O cessar-fogo na Ucrânia não é uma questão de paz. É uma questão de dinheiro, tal como foi a guerra anterior. Como todas as guerras são, em última análise. Um cessar-fogo aceitável para Trump, bem como para Putin, envolverá uma divisão dos bens da Ucrânia. Os minerais de terras raras, a terra e a produção agrícola serão a verdadeira moeda de troca do acordo. Zelensky compreende agora este facto. Ele sabe que ele e o povo da Ucrânia foram enganados. É o que tende a acontecer quando nos aconchegamos à máfia. Se alguém duvida da insinceridade de Washington em relação à Ucrânia, que olhe para a Palestina para ficar esclarecido.

No início da sua presidência, Trump tentou concretizar aquilo a que chamou o "acordo de paz do século", cuja peça central era a anexação de grande parte da Cisjordânia ocupada. A esperança era que os Estados do Golfo acabassem por financiar um programa de incentivo - a cenoura para o pau de Israel - para encorajar os palestinianos a fazer uma nova vida numa gigantesca zona industrial construída para o efeito no Sinai, junto a Gaza. Esse plano ainda está a fervilhar nos bastidores. No fim de semana, Israel recebeu luz verde de Washington para reavivar a sua fome genocida da população de Gaza, depois de Israel se ter recusado a negociar a segunda fase do acordo de cessar-fogo original. A administração Trump e o primeiro-ministro israelita, Benjamin Netanyahu, estão agora a fazer passar a sua própria má fé por "rejeição" do Hamas.

Eles e a câmara de eco que são os media ocidentais estão a culpar o grupo palestiniano por se recusar a ser enganado numa "extensão" do que nunca passou de um falso cessar-fogo - o fogo de Israel nunca cessou.

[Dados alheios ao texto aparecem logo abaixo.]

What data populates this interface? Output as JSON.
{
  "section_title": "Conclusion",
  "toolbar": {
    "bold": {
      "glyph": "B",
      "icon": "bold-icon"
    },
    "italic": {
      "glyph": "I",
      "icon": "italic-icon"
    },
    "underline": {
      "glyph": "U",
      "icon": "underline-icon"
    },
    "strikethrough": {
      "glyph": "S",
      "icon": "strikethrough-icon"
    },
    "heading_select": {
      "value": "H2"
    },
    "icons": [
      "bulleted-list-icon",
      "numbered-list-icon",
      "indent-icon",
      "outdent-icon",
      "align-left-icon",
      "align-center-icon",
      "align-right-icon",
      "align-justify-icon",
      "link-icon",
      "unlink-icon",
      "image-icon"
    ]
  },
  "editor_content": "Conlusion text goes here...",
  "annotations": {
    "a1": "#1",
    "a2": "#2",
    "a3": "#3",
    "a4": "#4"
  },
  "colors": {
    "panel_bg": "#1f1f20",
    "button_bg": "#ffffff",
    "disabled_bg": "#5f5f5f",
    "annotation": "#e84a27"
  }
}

Israel quer todos os reféns de volta, sem ter de sair de Gaza, para que o Hamas não tenha qualquer influência para impedir Israel de reativar o genocídio total.

O povo de Gaza continua a ser alimentado no moinho de carne da máfia de Washington, tal como o povo ucraniano tem sido. Trump quer tirá-los do caminho para poder desenvolver um parque de diversões mediterrânico para os ricos, pago com o dinheiro do petróleo do Golfo e com as reservas de gás natural, até agora inexploradas, ao largo da costa de Gaza. Ao contrário dos seus antecessores, Trump não finge que a Ucrânia e Gaza são mais do que bens imobiliários geoestratégicos para Washington.

O grande abalo

A extorsão de Zelensky não surgiu do nada. Trump e os seus funcionários tinham-na assinalado com bastante antecedência. Há duas semanas, o correspondente industrial do jornal britânico Daily Telegraph escreveu um artigo intitulado "Eis porque Trump quer fazer da Ucrânia uma colónia económica dos EUA". A equipa de Trump acredita que a Ucrânia pode ter minerais de terras raras debaixo do solo no valor de cerca de 15 biliões de dólares - um tesouro que será fundamental para o desenvolvimento da próxima geração de tecnologia. Na sua opinião, o controlo da exploração e extração desses minerais será tão importante como o controlo das reservas de petróleo do Médio Oriente foi há mais de um século.

E o mais importante de tudo é que os EUA querem que a China, o seu principal rival económico - se não mesmo militar - seja excluída da pilhagem. A China detém atualmente o monopólio efetivo de muitos destes minerais críticos. Ou, como diz o Telegraph, os "minerais da Ucrânia oferecem uma promessa tentadora: a possibilidade de os EUA quebrarem a sua dependência dos fornecimentos chineses de minerais críticos que são utilizados em tudo, desde turbinas eólicas a iPhones e caças furtivos". Um rascunho do plano visto pelo Telegraph, nas suas palavras, "equivaleria à colonização económica da Ucrânia pelos EUA, com perpetuidade legal". Washington quer ter preferência em todos os depósitos no país.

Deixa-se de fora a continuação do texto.